Integrity, as I have said before, is vital to the Bar. There is no integrity in allowing other people to write your essays, construct your CV, tell you the answers or plan your interview. If you can afford it, you are also getting the jump on those who can’t. If you are using this service you ought to be ashamed. You ought also to be careful because the draft application letter for pupillage is written by someone who – according to the site – has a current pupillage at ‘a leading Chambers’  and a Distinction in the BCL – but who cannot write proper English to save their life. The letter opines that “I know from conversations that awards are taken with a degree of salt at Chambers”. If the writer really is a pupil they ought to be looking elsewhere come June. Salt may be taken in degrees in other jurisdictions but in England it is usually taken in pinches. One may be “at” Chambers in other jurisdictions but in England one is “in” Chambers. The writer may be a real pupil but I doubt it.

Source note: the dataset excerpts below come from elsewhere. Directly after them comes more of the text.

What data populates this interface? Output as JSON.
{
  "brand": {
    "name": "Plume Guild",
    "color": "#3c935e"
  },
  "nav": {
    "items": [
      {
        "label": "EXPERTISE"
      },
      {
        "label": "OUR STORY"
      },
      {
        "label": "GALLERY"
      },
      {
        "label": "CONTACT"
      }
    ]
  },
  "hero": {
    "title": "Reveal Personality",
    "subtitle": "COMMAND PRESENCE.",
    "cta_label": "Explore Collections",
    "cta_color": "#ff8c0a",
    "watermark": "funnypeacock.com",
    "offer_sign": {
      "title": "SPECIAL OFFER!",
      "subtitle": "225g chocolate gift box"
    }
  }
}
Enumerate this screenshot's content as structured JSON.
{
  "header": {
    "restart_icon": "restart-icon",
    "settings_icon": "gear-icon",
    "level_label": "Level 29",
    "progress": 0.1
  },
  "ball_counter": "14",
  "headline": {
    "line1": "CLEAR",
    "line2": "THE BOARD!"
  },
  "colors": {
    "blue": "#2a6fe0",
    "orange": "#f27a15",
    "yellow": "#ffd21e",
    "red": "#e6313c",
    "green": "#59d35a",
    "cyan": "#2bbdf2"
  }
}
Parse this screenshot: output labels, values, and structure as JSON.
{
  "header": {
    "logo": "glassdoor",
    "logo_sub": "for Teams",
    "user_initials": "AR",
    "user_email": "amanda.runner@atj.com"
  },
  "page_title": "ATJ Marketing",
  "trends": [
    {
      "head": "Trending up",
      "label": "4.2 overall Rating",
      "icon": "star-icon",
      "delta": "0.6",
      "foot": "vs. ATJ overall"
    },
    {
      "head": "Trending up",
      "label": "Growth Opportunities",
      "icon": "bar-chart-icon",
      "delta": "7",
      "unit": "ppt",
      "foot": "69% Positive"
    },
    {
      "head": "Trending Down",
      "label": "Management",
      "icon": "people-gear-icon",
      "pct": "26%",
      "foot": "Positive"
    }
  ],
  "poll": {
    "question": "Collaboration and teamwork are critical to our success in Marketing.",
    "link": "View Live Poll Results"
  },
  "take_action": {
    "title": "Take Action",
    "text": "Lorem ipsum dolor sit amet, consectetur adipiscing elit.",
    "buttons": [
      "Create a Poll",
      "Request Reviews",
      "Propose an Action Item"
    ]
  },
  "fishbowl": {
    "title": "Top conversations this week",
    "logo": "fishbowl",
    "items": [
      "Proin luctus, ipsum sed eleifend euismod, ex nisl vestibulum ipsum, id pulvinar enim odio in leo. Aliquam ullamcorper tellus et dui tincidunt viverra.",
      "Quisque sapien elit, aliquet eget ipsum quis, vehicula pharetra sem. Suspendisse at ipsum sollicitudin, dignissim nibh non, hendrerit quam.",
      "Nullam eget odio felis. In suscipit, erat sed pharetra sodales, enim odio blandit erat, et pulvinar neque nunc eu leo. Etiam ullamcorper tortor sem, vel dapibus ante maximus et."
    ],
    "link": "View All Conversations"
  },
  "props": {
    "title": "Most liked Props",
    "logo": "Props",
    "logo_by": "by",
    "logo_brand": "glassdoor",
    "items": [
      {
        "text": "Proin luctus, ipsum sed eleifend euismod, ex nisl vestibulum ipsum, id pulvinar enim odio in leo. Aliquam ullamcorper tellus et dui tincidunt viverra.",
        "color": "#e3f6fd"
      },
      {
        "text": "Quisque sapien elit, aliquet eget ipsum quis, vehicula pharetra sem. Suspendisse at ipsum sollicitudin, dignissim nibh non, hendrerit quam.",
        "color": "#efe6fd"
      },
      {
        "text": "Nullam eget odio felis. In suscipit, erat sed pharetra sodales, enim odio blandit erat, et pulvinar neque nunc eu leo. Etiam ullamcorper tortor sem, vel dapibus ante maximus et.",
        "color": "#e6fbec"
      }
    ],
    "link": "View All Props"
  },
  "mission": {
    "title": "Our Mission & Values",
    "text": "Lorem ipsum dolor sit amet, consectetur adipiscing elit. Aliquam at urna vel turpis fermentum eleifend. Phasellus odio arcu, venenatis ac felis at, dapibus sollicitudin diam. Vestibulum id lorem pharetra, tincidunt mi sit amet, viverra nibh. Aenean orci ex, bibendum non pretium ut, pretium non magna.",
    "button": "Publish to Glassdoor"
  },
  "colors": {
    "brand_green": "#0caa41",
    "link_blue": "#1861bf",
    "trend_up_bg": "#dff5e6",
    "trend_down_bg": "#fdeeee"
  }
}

Of course, if the owners of this money mill would like to contact me I will happily allow them a fair say. The site says nothing about these people. No names. No qualifications. No personal details. No integrity.

If you are one of the people helping others to cheat then you are an embarrasment to your profession and you ought to stop. Now.

Finally, I am not linking to the site. If you want to give them the traffic then find them yourselves. The Bar can do without these people and – if you are any good and have the slightest desire to uphold the values of the profession you want to join – so can you.